1. Nach § 22 Nr. 3 EStG sind sonstige Einkünfte (§ 2 Abs. 1 Satz 1 Nr. 7 EStG) Einkünfte aus Leistungen, soweit sie weder zu anderen Einkunftsarten (§ 2 Abs. 1 Nr. 1 bis 6) noch zu den Einkünften i.S. der Nummern 1, 1a, 2 oder 4 der Vorschrift gehören, z.B. Einkünfte aus gelegentlichen Vermittlungen und aus der Vermietung beweglicher Gegenstände. Im Streitfall fehlt es an dieser Voraussetzung; denn § 22 Nr. 3 EStG tritt hinter die Einkünfte aus selbständiger Tätigkeit (§ 2 Abs. 1 Satz 1 Nr. 3, § 18 Abs. 1 Nr. 1 EStG) zurück (§ 22 Nr. 3 Satz 1 1. Halbsatz EStG).
2. a) Den Einkünften aus freiberuflicher Tätigkeit eines Rechtsanwaltes (§ 18 Abs. 1 Nr. 1 EStG) sind insbesondere die Einnahmen aus Honoraren und Gebühren zuzurechnen, die ihm für die Beratung und Vertretung in fremden Rechtsangelegenheiten (vgl. § 3 der Bundesrechtsanwaltsordnung —BRAO—) zufließen. Bezieht er Einkünfte, die teilweise auf der beruflichen Tätigkeit und teilweise auf einem berufsfremden (Geld-)Geschäft beruhen, sind sie möglichst getrennt zu erfassen. Ist dies nicht möglich und sind die Einkünfte überwiegend das Ergebnis einer in den Anwaltsberuf fallenden Tätigkeit, so müssen sie insgesamt der freiberuflichen Tätigkeit zugerechnet werden. Selbst wenn es sich dabei nach dem wirtschaftlichen Gehalt der Absprache um die standesrechtlich unzulässige Vereinbarung eines Erfolgshonorars (vgl. dazu § 49b Abs. 2 BRAO) handelt, steht dies der steuerrechtlichen Einordnung der Einnahmen als Einkünfte aus selbständiger Tätigkeit nicht entgegen (z.B. , BFHE 135, 175, BStBl II 1982, 340; Güroff in Littmann/Bitz/Pust, Das Einkommensteuerrecht, Kommentar, § 18 Rz 174a).
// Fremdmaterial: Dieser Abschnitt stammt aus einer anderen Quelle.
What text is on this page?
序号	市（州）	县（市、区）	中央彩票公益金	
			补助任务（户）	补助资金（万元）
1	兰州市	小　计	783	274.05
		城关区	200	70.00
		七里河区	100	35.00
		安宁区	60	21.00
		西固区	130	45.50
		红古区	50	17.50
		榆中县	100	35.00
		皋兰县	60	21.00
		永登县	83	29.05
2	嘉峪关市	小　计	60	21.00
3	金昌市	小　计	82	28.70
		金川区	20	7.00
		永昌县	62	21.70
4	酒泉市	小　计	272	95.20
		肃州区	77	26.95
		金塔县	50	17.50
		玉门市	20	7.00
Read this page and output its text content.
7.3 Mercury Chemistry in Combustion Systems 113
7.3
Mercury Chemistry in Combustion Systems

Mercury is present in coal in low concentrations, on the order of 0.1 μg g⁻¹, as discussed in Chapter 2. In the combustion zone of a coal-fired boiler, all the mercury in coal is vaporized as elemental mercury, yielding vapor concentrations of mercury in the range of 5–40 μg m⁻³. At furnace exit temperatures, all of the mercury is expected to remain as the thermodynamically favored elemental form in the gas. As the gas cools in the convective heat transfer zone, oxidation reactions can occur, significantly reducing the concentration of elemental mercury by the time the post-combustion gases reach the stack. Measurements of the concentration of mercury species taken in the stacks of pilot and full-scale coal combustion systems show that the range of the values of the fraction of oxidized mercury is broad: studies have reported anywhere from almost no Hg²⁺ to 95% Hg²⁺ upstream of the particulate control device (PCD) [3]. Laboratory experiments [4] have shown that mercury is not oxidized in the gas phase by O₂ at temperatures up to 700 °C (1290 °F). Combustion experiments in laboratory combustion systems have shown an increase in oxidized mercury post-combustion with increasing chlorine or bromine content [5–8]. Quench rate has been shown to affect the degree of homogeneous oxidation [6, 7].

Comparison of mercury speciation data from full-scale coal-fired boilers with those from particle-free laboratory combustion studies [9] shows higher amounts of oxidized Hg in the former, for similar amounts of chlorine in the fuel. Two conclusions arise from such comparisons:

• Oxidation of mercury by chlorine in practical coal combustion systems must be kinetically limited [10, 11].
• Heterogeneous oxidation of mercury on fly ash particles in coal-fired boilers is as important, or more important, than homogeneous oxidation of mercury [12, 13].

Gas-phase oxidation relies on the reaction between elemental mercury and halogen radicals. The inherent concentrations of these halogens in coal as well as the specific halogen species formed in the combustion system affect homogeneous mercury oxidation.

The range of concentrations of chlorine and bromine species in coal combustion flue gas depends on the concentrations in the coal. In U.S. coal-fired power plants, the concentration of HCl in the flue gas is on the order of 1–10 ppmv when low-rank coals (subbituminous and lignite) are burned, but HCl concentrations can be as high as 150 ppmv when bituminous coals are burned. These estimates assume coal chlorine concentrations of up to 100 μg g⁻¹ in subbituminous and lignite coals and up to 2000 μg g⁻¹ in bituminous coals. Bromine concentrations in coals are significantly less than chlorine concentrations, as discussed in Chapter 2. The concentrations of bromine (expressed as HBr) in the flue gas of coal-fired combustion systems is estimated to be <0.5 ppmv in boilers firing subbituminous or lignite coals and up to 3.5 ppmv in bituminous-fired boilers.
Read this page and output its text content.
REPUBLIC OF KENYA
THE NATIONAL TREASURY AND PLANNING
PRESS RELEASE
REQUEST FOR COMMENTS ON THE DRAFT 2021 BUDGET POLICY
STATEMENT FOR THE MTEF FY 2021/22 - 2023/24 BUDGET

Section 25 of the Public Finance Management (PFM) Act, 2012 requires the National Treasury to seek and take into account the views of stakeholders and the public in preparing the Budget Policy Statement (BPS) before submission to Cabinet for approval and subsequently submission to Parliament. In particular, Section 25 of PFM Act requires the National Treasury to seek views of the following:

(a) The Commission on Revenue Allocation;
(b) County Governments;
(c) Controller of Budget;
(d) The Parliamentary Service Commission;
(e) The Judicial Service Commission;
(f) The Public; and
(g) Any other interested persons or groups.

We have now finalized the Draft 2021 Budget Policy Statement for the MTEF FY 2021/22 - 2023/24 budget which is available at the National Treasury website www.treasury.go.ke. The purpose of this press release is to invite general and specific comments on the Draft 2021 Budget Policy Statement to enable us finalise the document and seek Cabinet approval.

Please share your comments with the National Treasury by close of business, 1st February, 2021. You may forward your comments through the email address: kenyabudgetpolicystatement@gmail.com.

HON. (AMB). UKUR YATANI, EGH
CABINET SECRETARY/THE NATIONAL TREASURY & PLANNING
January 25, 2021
b) Entgegen der Ansicht des FG ist ein Zusammenhang zwischen den im Streitjahr vom Kläger vereinnahmten 600 000 DM und seinen Einkünften aus selbständiger Tätigkeit gegeben.
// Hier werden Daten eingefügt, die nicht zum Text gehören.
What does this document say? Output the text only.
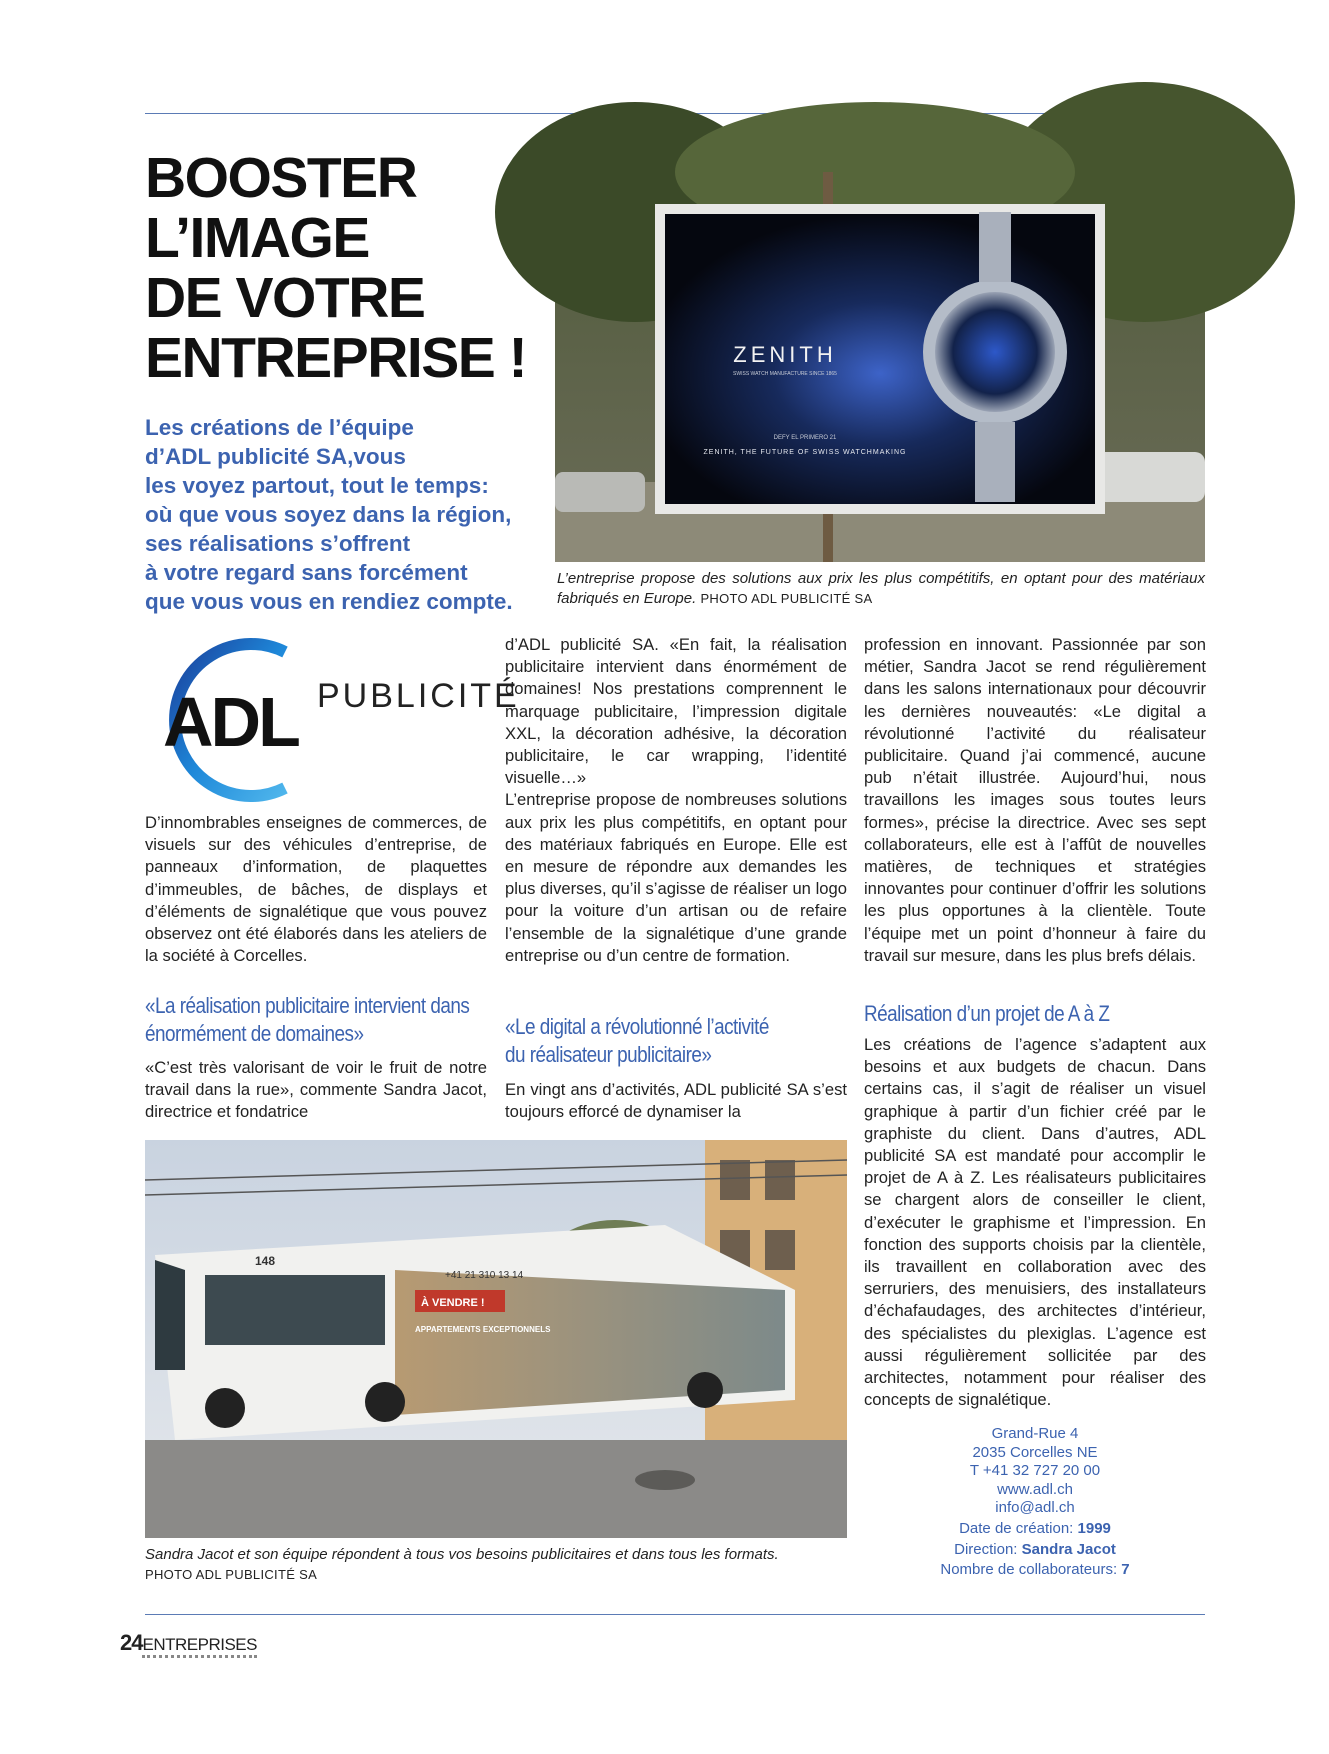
BOOSTER
L’IMAGE
DE VOTRE
ENTREPRISE !
Les créations de l’équipe
d’ADL publicité SA,vous
les voyez partout, tout le temps:
où que vous soyez dans la région,
ses réalisations s’offrent
à votre regard sans forcément
que vous vous en rendiez compte.
ZENITH
SWISS WATCH MANUFACTURE SINCE 1865
DEFY EL PRIMERO 21
ZENITH, THE FUTURE OF SWISS WATCHMAKING
L’entreprise propose des solutions aux prix les plus compétitifs, en optant pour des matériaux fabriqués en Europe. PHOTO ADL PUBLICITÉ SA
ADL PUBLICITÉ

D’innombrables enseignes de commerces, de visuels sur des véhicules d’entreprise, de panneaux d’information, de plaquettes d’immeubles, de bâches, de displays et d’éléments de signalétique que vous pouvez observez ont été élaborés dans les ateliers de la société à Corcelles.

«La réalisation publicitaire intervient dans
énormément de domaines»

«C’est très valorisant de voir le fruit de notre travail dans la rue», commente Sandra Jacot, directrice et fondatrice

d’ADL publicité SA. «En fait, la réalisation publicitaire intervient dans énormément de domaines! Nos prestations comprennent le marquage publicitaire, l’impression digitale XXL, la décoration adhésive, la décoration publicitaire, le car wrapping, l’identité visuelle…»

L’entreprise propose de nombreuses solutions aux prix les plus compétitifs, en optant pour des matériaux fabriqués en Europe. Elle est en mesure de répondre aux demandes les plus diverses, qu’il s’agisse de réaliser un logo pour la voiture d’un artisan ou de refaire l’ensemble de la signalétique d’une grande entreprise ou d’un centre de formation.

«Le digital a révolutionné l’activité
du réalisateur publicitaire»

En vingt ans d’activités, ADL publicité SA s’est toujours efforcé de dynamiser la

profession en innovant. Passionnée par son métier, Sandra Jacot se rend régulièrement dans les salons internationaux pour découvrir les dernières nouveautés: «Le digital a révolutionné l’activité du réalisateur publicitaire. Quand j’ai commencé, aucune pub n’était illustrée. Aujourd’hui, nous travaillons les images sous toutes leurs formes», précise la directrice. Avec ses sept collaborateurs, elle est à l’affût de nouvelles matières, de techniques et stratégies innovantes pour continuer d’offrir les solutions les plus opportunes à la clientèle. Toute l’équipe met un point d’honneur à faire du travail sur mesure, dans les plus brefs délais.

Réalisation d’un projet de A à Z

Les créations de l’agence s’adaptent aux besoins et aux budgets de chacun. Dans certains cas, il s’agit de réaliser un visuel graphique à partir d’un fichier créé par le graphiste du client. Dans d’autres, ADL publicité SA est mandaté pour accomplir le projet de A à Z. Les réalisateurs publicitaires se chargent alors de conseiller le client, d’exécuter le graphisme et l’impression. En fonction des supports choisis par la clientèle, ils travaillent en collaboration avec des serruriers, des menuisiers, des installateurs d’échafaudages, des architectes d’intérieur, des spécialistes du plexiglas. L’agence est aussi régulièrement sollicitée par des architectes, notamment pour réaliser des concepts de signalétique.

À VENDRE !
APPARTEMENTS EXCEPTIONNELS
+41 21 310 13 14
148
Sandra Jacot et son équipe répondent à tous vos besoins publicitaires et dans tous les formats.
PHOTO ADL PUBLICITÉ SA
Grand-Rue 4
2035 Corcelles NE
T +41 32 727 20 00
www.adl.ch
info@adl.ch
Date de création: 1999
Direction: Sandra Jacot
Nombre de collaborateurs: 7
24ENTREPRISES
aa) Nach der ständigen Rechtsprechung des BFH ist die Tatsachen- und Beweiswürdigung durch das FG, zu der auch die Auslegung von Verträgen gehört, nur dann nach § 118 Abs. 2 FGO bindend, wenn sie zumindest möglich ist. Daran fehlt es, wenn sie in sich widersprüchlich, lückenhaft oder unklar ist, gegen Denkgesetze oder gesichertes Erfahrungswissen verstößt oder ihr zu hohe Anforderungen an die Überzeugungsbildung zugrunde liegen. Die Prüfung, ob bei der Vertragsauslegung die gesetzlichen Auslegungsregeln, die Denkgesetze und Erfahrungssätze zutreffend angewandt worden sind, betrifft die Rechtsanwendung bei der Auslegung von Verträgen; sie ist vom BFH in vollem Umfang nachprüfbar. Revisionsrechtlich nachprüfbar ist danach auch, ob das FG die für die Auslegung bedeutsamen Begleitumstände, insbesondere die Interessenlage der Beteiligten erforscht und zutreffend gewürdigt hat (z.B. , BFHE 209, 77, BStBl II 2005, 477, unter II. 2. b aa, m.w.N.).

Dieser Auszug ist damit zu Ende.